Clearly, what Calipari has been doing has been working, just not quite to the degree that Kentucky fans would like. And it’s been nothing close to the dominance of those early years, when Calipari took the program from NIT status to the No. 1 ranking in a matter of months and went to four Final Fours — and won a national championship — over his first six seasons.
One of the clearest differences between those early teams and the more recent ones is the lack of star power over the past several years. From 2009 to 2014, the Cats landed nine top-five national recruits. Three of those players went on to become the No. 1 overall pick in the NBA Draft. Eight of the nine were one-and-done NBA lottery picks, and the only one who wasn’t — Andrew Harrison — was the starting point guard on back-to-back Final Four teams.
In the seven years since, UK has landed two top-five recruits — the underwhelming Skal Labissiere and Brandon Boston — the Cats have gone six straight seasons without a Final Four, and one of UK’s key recruiters from those early Calipari days — former assistant Rod Strickland — is now working to help the G League bring in top prospects.
Orlando Antigua — perhaps the best UK recruiter of the Calipari era — was around for the entirety of that 2009-14 run and returned to Lexington this offseason as Kentucky’s top assistant. He acknowledged in his re-introductory press conference this month that “the landscape has changed” in the recruiting world since his first go-around, but that shouldn’t be taken as a concession that Kentucky won’t be targeting the top players in the future.
Everything Calipari has done this offseason — and everything he said Friday — suggests the UK coach is re-energized when it comes to recruiting and expects to once again land the very best players in the country.
Bringing back Antigua — along with the addition of Ron “Chin” Coleman, another accomplished recruiter — to join forces with current assistant Jai Lucas, who is seen as one of the rising stars in the college basketball world, was a clear sign of Calipari’s intent on the recruiting trail.
Extending scholarship offers to such players as Duren, George, Livingston and Johnson — knowing full well that all of those prospects will be looking at the G League and other pro routes as a viable option — was yet another indication that Calipari plans to go toe to toe with the pro leagues moving forward.

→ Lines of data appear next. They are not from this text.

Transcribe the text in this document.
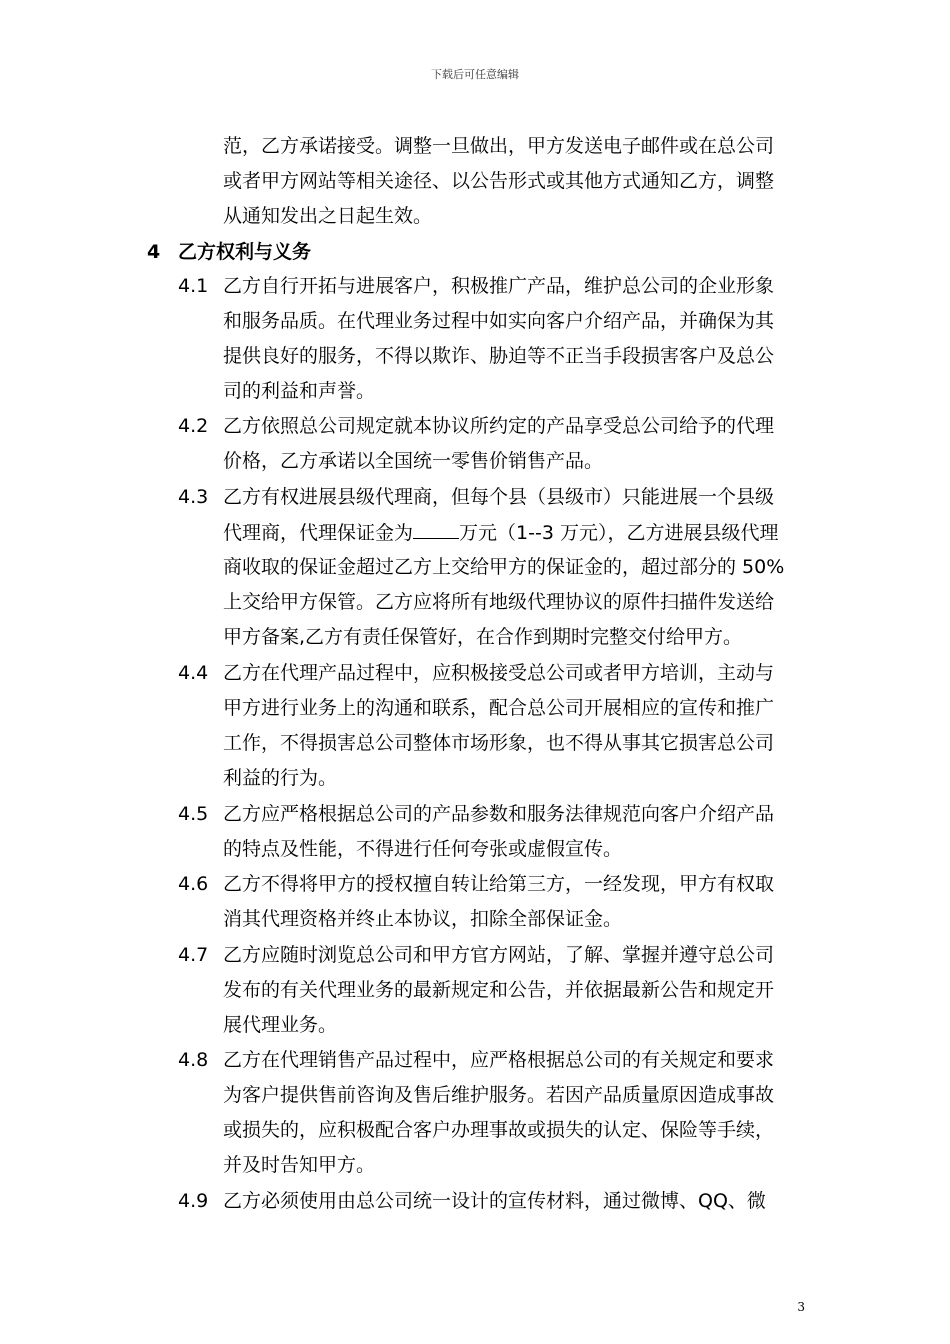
下载后可任意编辑
范，乙方承诺接受。调整一旦做出，甲方发送电子邮件或在总公司
或者甲方网站等相关途径、以公告形式或其他方式通知乙方，调整
从通知发出之日起生效。
4 乙方权利与义务
4.1 乙方自行开拓与进展客户，积极推广产品，维护总公司的企业形象
和服务品质。在代理业务过程中如实向客户介绍产品，并确保为其
提供良好的服务，不得以欺诈、胁迫等不正当手段损害客户及总公
司的利益和声誉。
4.2 乙方依照总公司规定就本协议所约定的产品享受总公司给予的代理
价格，乙方承诺以全国统一零售价销售产品。
4.3 乙方有权进展县级代理商，但每个县（县级市）只能进展一个县级
代理商，代理保证金为 万元（1--3 万元），乙方进展县级代理
商收取的保证金超过乙方上交给甲方的保证金的，超过部分的 50%
上交给甲方保管。乙方应将所有地级代理协议的原件扫描件发送给
甲方备案,乙方有责任保管好，在合作到期时完整交付给甲方。
4.4 乙方在代理产品过程中，应积极接受总公司或者甲方培训，主动与
甲方进行业务上的沟通和联系，配合总公司开展相应的宣传和推广
工作，不得损害总公司整体市场形象，也不得从事其它损害总公司
利益的行为。
4.5 乙方应严格根据总公司的产品参数和服务法律规范向客户介绍产品
的特点及性能，不得进行任何夸张或虚假宣传。
4.6 乙方不得将甲方的授权擅自转让给第三方，一经发现，甲方有权取
消其代理资格并终止本协议，扣除全部保证金。
4.7 乙方应随时浏览总公司和甲方官方网站，了解、掌握并遵守总公司
发布的有关代理业务的最新规定和公告，并依据最新公告和规定开
展代理业务。
4.8 乙方在代理销售产品过程中，应严格根据总公司的有关规定和要求
为客户提供售前咨询及售后维护服务。若因产品质量原因造成事故
或损失的，应积极配合客户办理事故或损失的认定、保险等手续，
并及时告知甲方。
4.9 乙方必须使用由总公司统一设计的宣传材料，通过微博、QQ、微
3
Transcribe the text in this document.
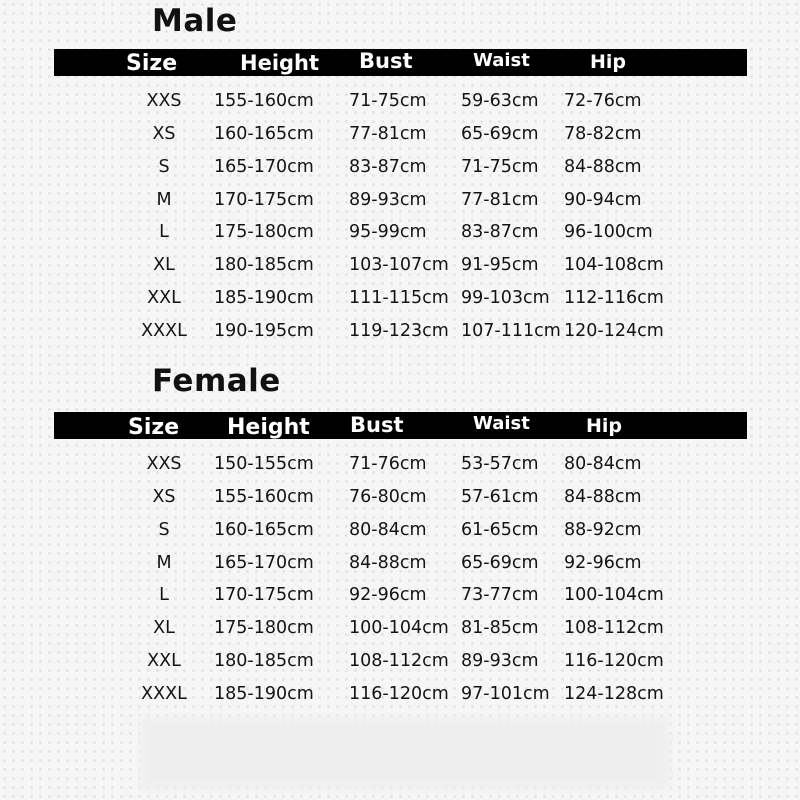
Male
Size	Height Bust	Waist	Hip
XXS	155-160cm 71-75cm 59-63cm 72-76cm
XS	160-165cm 77-81cm 65-69cm 78-82cm
S	165-170cm 83-87cm 71-75cm 84-88cm
M	170-175cm 89-93cm 77-81cm 90-94cm
L	175-180cm 95-99cm 83-87cm 96-100cm
XL	180-185cm 103-107cm 91-95cm 104-108cm
XXL	185-190cm 111-115cm 99-103cm 112-116cm
XXXL	190-195cm 119-123cm 107-111cm 120-124cm
Female
Size Height Bust	Waist	Hip
XXS	150-155cm 71-76cm 53-57cm 80-84cm
XS	155-160cm 76-80cm 57-61cm 84-88cm
S	160-165cm 80-84cm 61-65cm 88-92cm
M	165-170cm 84-88cm 65-69cm 92-96cm
L	170-175cm 92-96cm 73-77cm 100-104cm
XL	175-180cm 100-104cm 81-85cm 108-112cm
XXL	180-185cm 108-112cm 89-93cm 116-120cm
XXXL	185-190cm 116-120cm 97-101cm 124-128cm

Recent results seem to say that for UK to return to perennial national champion contender status, the Cats need to bring in some of those players at the very top of the rankings on a regular basis.
Antigua built Kentucky’s case for such players in his comments a few weeks ago, and Calipari built upon that case even more Friday. The UK coach seemed confident that his pitch of short-term sacrifice — at least, until NIL reforms are put into place — leading to long-term success will be able to trump what the G League and other pro routes are selling.
“The kids that fight through this end up making it. And their brand is built over time,” Calipari said. “... If they look at this and the overall picture — we call it the Kentucky effect. The shoe contracts are more. The endorsements are more. You may name a player that went to college. And I say to you, ‘If he went to one of the pro leagues, what would it have done for him?’ Now they may say, ‘Well, we’re gonna build it.’ Well, I’m talking right now. Maybe in five years it’s different. But it isn’t right now.
“So, yes, they’re out there. Yes, some kids are gonna do it. And I’m fine with it. There may be kids that I’d encourage to do it. But the others that want this — we’ll be fine.”